While many analysts are pessimistic about America’s prospects for solid economic growth over the next few years, trusted financial industry analyst Ron Insana makes a persuasive case that there is no place like home. As Europe deals with the sovereign debt crisis shaking the Euro Zone to its core, China manages looming inflationary worries and the once-hot emerging markets have seemed to cool off, Americans have increased reason to be optimistic that the economy will grow far beyond our current expectations. Insana reads all of the signs—from an industrial renaissance, a domestic energy boom and a born-again consumer to record corporate profits and the hard choices that politicians must make to shore up our overstretched national balance sheet—to help audiences understand how and why the U.S. will outpace the world in terms of growth and finally solve the fiscal and regulatory problems for which the country has been severely criticized. Without ignoring the other global growth stories that will advance the markets in the near future, Insana helps investors, businesses and organizations understand the way forward.

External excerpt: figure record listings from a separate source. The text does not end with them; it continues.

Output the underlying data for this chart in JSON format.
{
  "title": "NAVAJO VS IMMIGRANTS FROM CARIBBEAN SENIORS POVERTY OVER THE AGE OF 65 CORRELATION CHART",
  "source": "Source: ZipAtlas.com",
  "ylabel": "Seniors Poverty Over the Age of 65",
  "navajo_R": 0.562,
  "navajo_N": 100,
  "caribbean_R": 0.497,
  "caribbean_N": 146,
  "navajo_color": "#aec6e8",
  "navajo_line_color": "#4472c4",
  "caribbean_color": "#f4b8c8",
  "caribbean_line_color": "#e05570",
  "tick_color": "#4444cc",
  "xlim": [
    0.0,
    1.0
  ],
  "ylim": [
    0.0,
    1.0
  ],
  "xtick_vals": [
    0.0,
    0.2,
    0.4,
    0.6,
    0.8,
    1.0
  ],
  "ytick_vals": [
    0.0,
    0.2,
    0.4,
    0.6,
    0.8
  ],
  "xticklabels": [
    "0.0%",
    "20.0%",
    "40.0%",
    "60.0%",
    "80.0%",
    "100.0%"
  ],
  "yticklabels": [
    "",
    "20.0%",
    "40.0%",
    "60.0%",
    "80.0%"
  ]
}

Politics, Policy and the Economy: What Issues on Capitol Hill Mean for Main Street and Wall Street

Debt and deficit issues, the unemployment picture and reigniting the global economic engine all have the White House, Congress and a frustrated public all focused on the continued uncertainty that faces the economy. President Obama and Congress still face a myriad of complex policy choices. What effect will regulation like Dodd Frank and the Affordable Care Act have on how business operates? Will tax cuts and the increased liquidity help jump-start growth? What does the current state of fiscal and monetary policy say about our long-term prospects for a full recovery? And just how will policymakers decide to spend money as President Obama and Congress work together in the President’s second term? A veteran financial industry analyst, Ron Insana provides clear and coherent analysis that bridges the gap between Capitol Hill and the Federal Reserve, explaining how their actions spill onto both Wall Street and Main Street. In this forward-looking presentation that shows how today’s political and economic headlines will affect your future, Insana shares trusted insights on where we are, where we are going and how the intersection between politics, policy and the economy will get us there.